Winter backcountry play is truly exceptional. Mountaineers can’t wait to get out and experience both the solitude and the grandeur— the stillness alone is spectacular. The mountains and forests take on a magical feeling under their blanket of twinkling snow, and the skies can become a deep shade of periwinkle blue. However, winter also commands an additional level of respect; Mother Nature is not to be reckoned with. Whether you’re an experienced mountaineer, or just learning the ropes, we’ve put together some top-of-mind tips for playing in the backcountry.
On Your Left...
Go with the flow. Nordic trail systems generally flow in one direction. For the enjoyment of everyone, stay on course. Yes, it’s tempting to mix it up and enjoy different scenery, but stopping is not always easy, and going against the grain in this situation can create more havoc. When Nordic skiing, faster skiers and those going downhill have the right of way. When approaching someone from behind, give them a head’s up. A simple, “On your left/right,” works just fine.
Shared Open Spaces
Trail systems are there to keep you safe and let you know where it is best for you to go. That's why trail maintenance is everything. Whether trails are maintained by paid personnel or volunteers, a lot of hard work goes into grooming. Try not to walk or snowshoe on groomed trails, especially classic tracks for Nordic skiing. Walk as far to the side of the trail as possible. Cover any divots you accidentally create.
Pay Attention with Pets
Keep it pet-friendly. If pets are allowed in the area, make sure to keep them under control, particularly in parking lots, and please clean up after them! Keep in mind, dogs are prone to hypothermia, especially short-haired or elderly dogs. Be sure to bring proper outerwear and pads for them to rest on. It’s also important to remember that dogs can be startled and it’s easy for them to end up under a ski. Accidentally slicing a dog’s leg with a ski is more common than you would like to know.
Know When to Say When
Know your limits. Oxygen levels are thinner at higher elevations and altitude sickness is real. If you are visiting, it’s wise to spend a few days getting used to the altitude before attempting anything strenuous. Be sure to stay hydrated, a good rule of thumb is to drink before you feel thirsty. Be sure to pack a lot of snacks, particularly carbohydrates. Your body needs more calories at higher elevations. If you experience headaches, nausea or dizziness, the best thing to do is head down to a lower elevation.
Stay in Your Lane, Bro...
Be courteous when backcountry touring. If you’re backcountry skiing or snowboarding, there are some unspoken rules to the game. Number one, don’t destroy the skin track set by those who made it up the mountain first. If you’re a snowboarder, use a separate post hole trail. It’s also important not to drop in on someone else’s line if they arrive at the top first, let them go first, (unless they offer the first run to you.)

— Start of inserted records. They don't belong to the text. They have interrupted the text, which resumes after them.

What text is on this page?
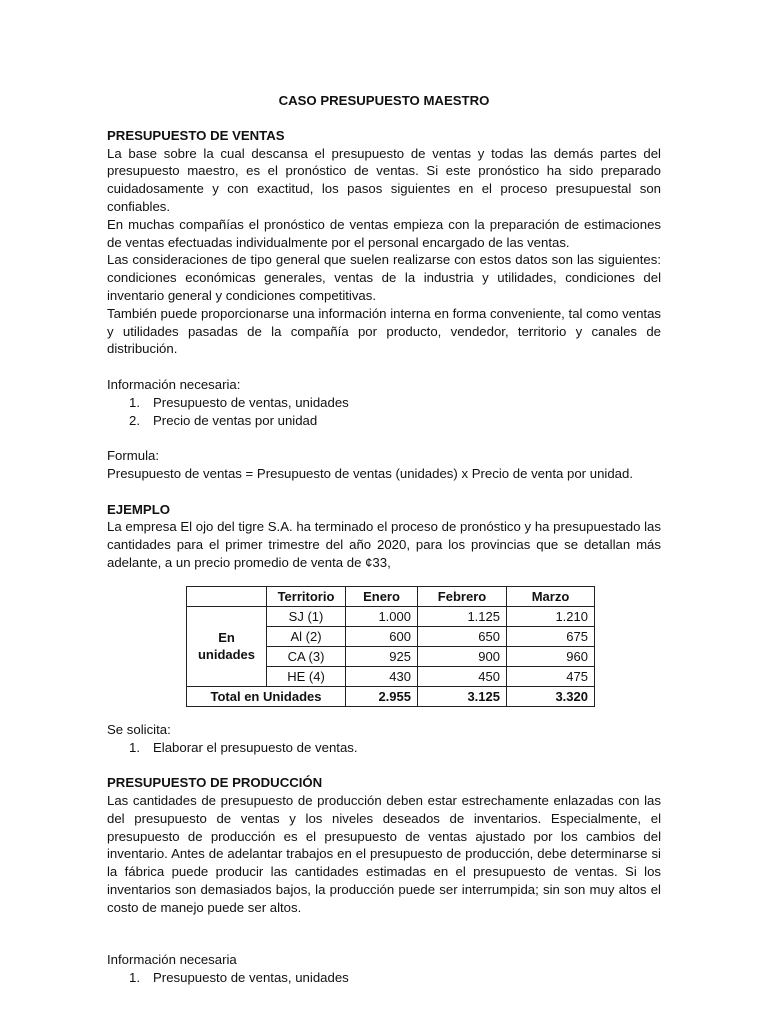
CASO PRESUPUESTO MAESTRO

PRESUPUESTO DE VENTAS

La base sobre la cual descansa el presupuesto de ventas y todas las demás partes del presupuesto maestro, es el pronóstico de ventas. Si este pronóstico ha sido preparado cuidadosamente y con exactitud, los pasos siguientes en el proceso presupuestal son confiables.

En muchas compañías el pronóstico de ventas empieza con la preparación de estimaciones de ventas efectuadas individualmente por el personal encargado de las ventas.

Las consideraciones de tipo general que suelen realizarse con estos datos son las siguientes: condiciones económicas generales, ventas de la industria y utilidades, condiciones del inventario general y condiciones competitivas.

También puede proporcionarse una información interna en forma conveniente, tal como ventas y utilidades pasadas de la compañía por producto, vendedor, territorio y canales de distribución.

Información necesaria:

1. Presupuesto de ventas, unidades
2. Precio de ventas por unidad

Formula:

Presupuesto de ventas = Presupuesto de ventas (unidades) x Precio de venta por unidad.

EJEMPLO

La empresa El ojo del tigre S.A. ha terminado el proceso de pronóstico y ha presupuestado las cantidades para el primer trimestre del año 2020, para los provincias que se detallan más adelante, a un precio promedio de venta de ¢33,

	Territorio	Enero	Febrero	Marzo
En
unidades	SJ (1)	1.000	1.125	1.210
	Al (2)	600	650	675
	CA (3)	925	900	960
	HE (4)	430	450	475
Total en Unidades		2.955	3.125	3.320

Se solicita:

1. Elaborar el presupuesto de ventas.

PRESUPUESTO DE PRODUCCIÓN

Las cantidades de presupuesto de producción deben estar estrechamente enlazadas con las del presupuesto de ventas y los niveles deseados de inventarios. Especialmente, el presupuesto de producción es el presupuesto de ventas ajustado por los cambios del inventario. Antes de adelantar trabajos en el presupuesto de producción, debe determinarse si la fábrica puede producir las cantidades estimadas en el presupuesto de ventas. Si los inventarios son demasiados bajos, la producción puede ser interrumpida; sin son muy altos el costo de manejo puede ser altos.

Información necesaria

1. Presupuesto de ventas, unidades
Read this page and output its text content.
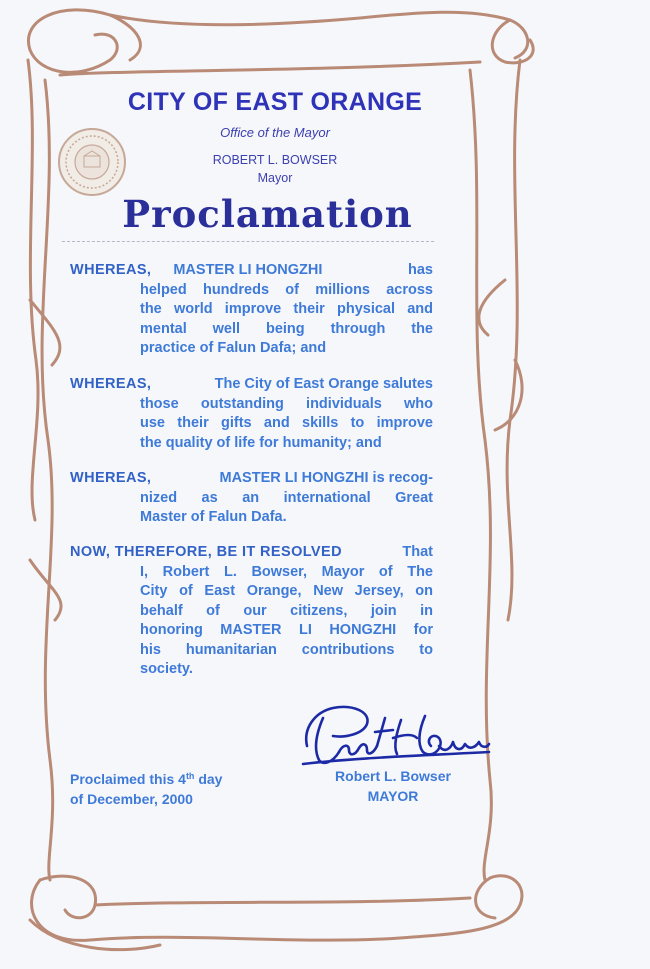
CITY OF EAST ORANGE
Office of the Mayor
ROBERT L. BOWSER
Mayor
Proclamation
WHEREAS, MASTER LI HONGZHI	has
helped hundreds of millions across
the world improve their physical and
mental well being through the
practice of Falun Dafa; and
WHEREAS,	The City of East Orange salutes
those outstanding individuals who
use their gifts and skills to improve
the quality of life for humanity; and
WHEREAS,	MASTER LI HONGZHI is recog-
nized as an international Great
Master of Falun Dafa.
NOW, THEREFORE, BE IT RESOLVED	That
I, Robert L. Bowser, Mayor of The
City of East Orange, New Jersey, on
behalf of our citizens, join in
honoring MASTER LI HONGZHI for
his humanitarian contributions to
society.
Proclaimed this 4th day
of December, 2000
Robert L. Bowser
MAYOR
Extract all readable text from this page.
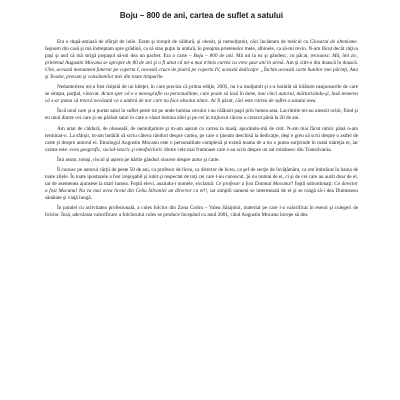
Boju – 800 de ani, cartea de suflet a satului

Era o după-amiază de sfârşit de iulie. Eram şi toropit de căldură, şi obosit, şi nemulţumit, căci încântam de melcul cu Glosarul de oltenisme. Ieşisem din casă şi mă îndreptam spre grădină, ca să stau puţin la umbră, în preajma prietenelor mele, albinele, ca să-mi revin. N-am făcut decât câţiva paşi şi aud că mă strigă poştaşul să-mi dea un pachet. Era o carte – Boju – 800 de ani. Mă uit la ea şi gândesc, cu păcat, recunosc: Mă, îmi zic, prietenul Augustin Mocanu se apropie de 80 de ani şi o fi uitat că mi-a mai trimis cartea cu vreo şase ani în urmă. Am şi citit-o din doască în doască. Uite, această monument funerar pe coperta I, această cruce de piatră pe coperta IV, această dedicaţie: „Închin această carte bunilor mei părinţi, Ana şi Teodor, precum şi consătenilor mei din toate timpurile.

Nedumerirea mi-a fost risipită de un bileţel, în care preciza că prima ediţie, 2005, nu l-a mulţumit şi s-a hotărât să înlăture neajunsurile de care se simţea, parţial, vinovat. Acum sper că e o monografie cu personalitate, care poate să lasă în lume, mai cinci autorul, mărturisindu-şi, însă temerea că s-ar putea să treacă nevăzută ca o umbră de nor care nu face absolut nimic. Ar fi păcat, căci este cartea de suflet a satului meu.

Încă unul care şi-a purtat satul în suflet peste tot pe unde lumina cerului i-au călăuzit paşii prin lumea asta. Lacrimile mi-au umezit ochii, fiind şi eu unul dintre cei care şi-au părăsit satul în care a văzut lumina zilei şi pe cei în mijlocul cărora a crescut până la 20 de ani.

Am uitat de căldură, de oboseală, de nemulţumire şi m-am aşezat cu cartea la masă, apucându-mă de citit. N-am mai făcut nimic până n-am terminat-o. La sfârşit, m-am hotărât să scriu câteva rânduri despre cartea, pe care o ţineam deschisă la dedicaţie, deşi e greu să scrii despre o astfel de carte şi despre autorul ei. Etnologul Augustin Mocanu este o personalitate complexă şi există teama de a nu o putea surprinde în toată măreţia ei, iar cartea este: eveu geografic, social-istoric şi etnofolcloric dintre cele mai frumoase care s-au scris despre un sat românesc din Transilvania.

Îmi asum, totuşi, riscul şi aştern pe hârtie gânduri sincere despre autor şi carte.

Îl cunosc pe autorul cărţii de peste 50 de ani, ca profesor de liceu, ca director de liceu, ca şef de secţie de învăţământ, ca om îmbrăcat în haina de toate zilele. În toate ipostazele a fost irepoşabil şi iubit şi respectat de toţi cei care l-au cunoscut. Şi nu numai de ei, ci şi de cei care au auzit doar de el, iar de asemenea ajunsese la mari lumea. Foştii elevi, auzindu-i numele, exclamă: Ce profesor a fost Domnul Mocanu!! foştii subordonaţi: Ce director a fost Mocanu! Na va mai avea liceul din Cehu Silvaniei un director ca el!!, iar simplii oameni se interesează de el şi se roagă să-i dea Dumnezeu sănătate şi viaţă lungă.

În paralel cu activitatea profesională, a cules folclor din Zona Codru – Valea Sălajului, material pe care l-a valorificat în eseuri şi culegeri de folclor. Însă, adevărata valorificare a folclorului cules se produce începând cu anul 2001, când Augustin Mocanu începe să dea
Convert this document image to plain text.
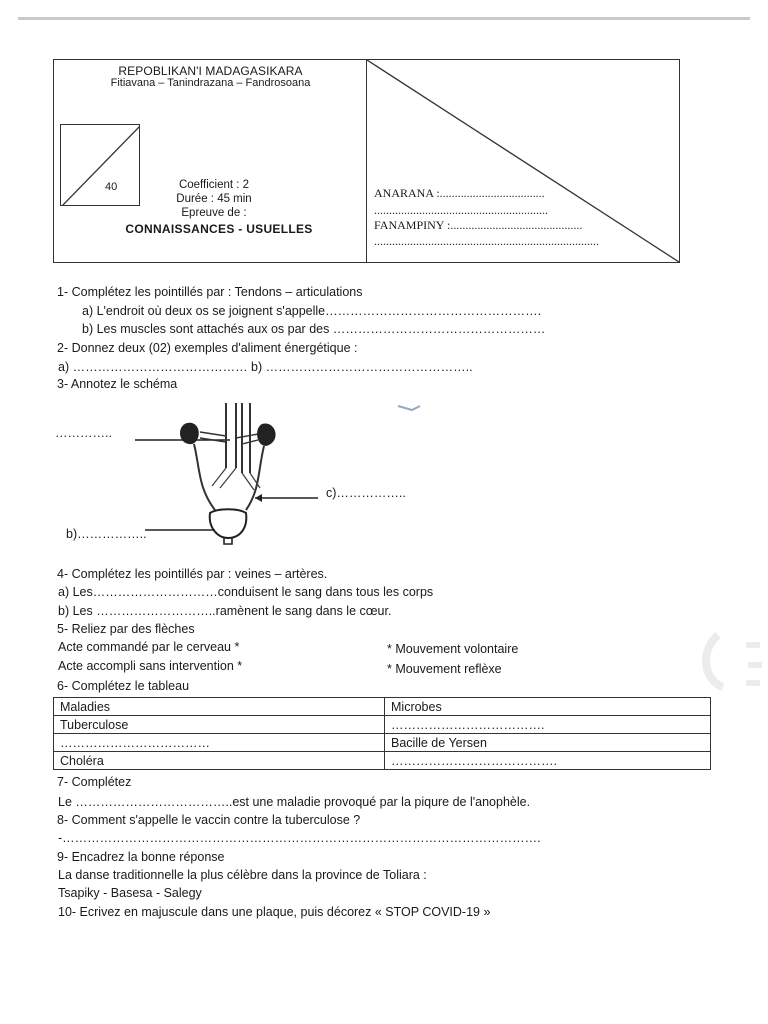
REPOBLIKAN'I MADAGASIKARA
Fitiavana – Tanindrazana – Fandrosoana
40	Coefficient : 2
Durée : 45 min
Epreuve de :
CONNAISSANCES - USUELLES
ANARANA :...................................
..........................................................
FANAMPINY :............................................
...........................................................................
1- Complétez les pointillés par : Tendons – articulations
a) L'endroit où deux os se joignent s'appelle…………………………………………….
b) Les muscles sont attachés aux os par des ……………………………………………
2- Donnez deux (02) exemples d'aliment énergétique :
a) …………………………………… b) …………………………………………..
3- Annotez le schéma
…………..
c)……………..
b)……………..
4- Complétez les pointillés par : veines – artères.
a) Les…………………………conduisent le sang dans tous les corps
b) Les ………………………..ramènent le sang dans le cœur.
5- Reliez par des flèches
Acte commandé par le cerveau *
Acte accompli sans intervention *
* Mouvement volontaire
* Mouvement reflèxe
6- Complétez le tableau
Maladies	Microbes
Tuberculose	……………………………….
………………………………	Bacille de Yersen
Choléra	………………………………….
7- Complétez
Le ………………………………..est une maladie provoqué par la piqure de l'anophèle.
8- Comment s'appelle le vaccin contre la tuberculose ?
-…………………………………………………………………………………………………….
9- Encadrez la bonne réponse
La danse traditionnelle la plus célèbre dans la province de Toliara :
Tsapiky - Basesa - Salegy
10- Ecrivez en majuscule dans une plaque, puis décorez « STOP COVID-19 »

Prepare Yourself For What's Ahead
Be prepared with the proper equipment. An avalanche beacon, shovel, and probe are recommended for all backcountry activities. Know how to use them as well as how to avoid needing to use them! We highly recommend taking an avalanche certification course and watching the avalanche forecast before heading out. Always adventure with both humility and respect for others.
Use the Buddy System
Tell someone where you are going. Cell service in the backcountry can be spotty, so always let someone know where you’re going and when you plan to return. Be as specific as you can be. Use the buddy system. The mountains can be twice as dangerous in winter. Adventuring with a friend is always recommended.
Be Ready for Changing Weather
Pack water, snacks, layers, and sun protection. The weather changes rapidly in the mountains and the sun can be just as damaging as the cold. Also, keep in mind, you’ll most likely work up a sweat when exercising in the cold and when you stop, you’ll get chilled. Bring an extra, lightweight layer to throw on when you are not moving.
Manage Your Maps
Download GPS and compass apps to your phone. These maps will work without cell service. Some batteries drain quickly in the cold, so if you can, keep your phone on airplane mode to conserve the battery. Carry a battery or solar operated phone charger as a backup.
Have the Time of Your Life
Most importantly, have a blast! We’re lucky to have these open spaces to enjoy, so soak it up!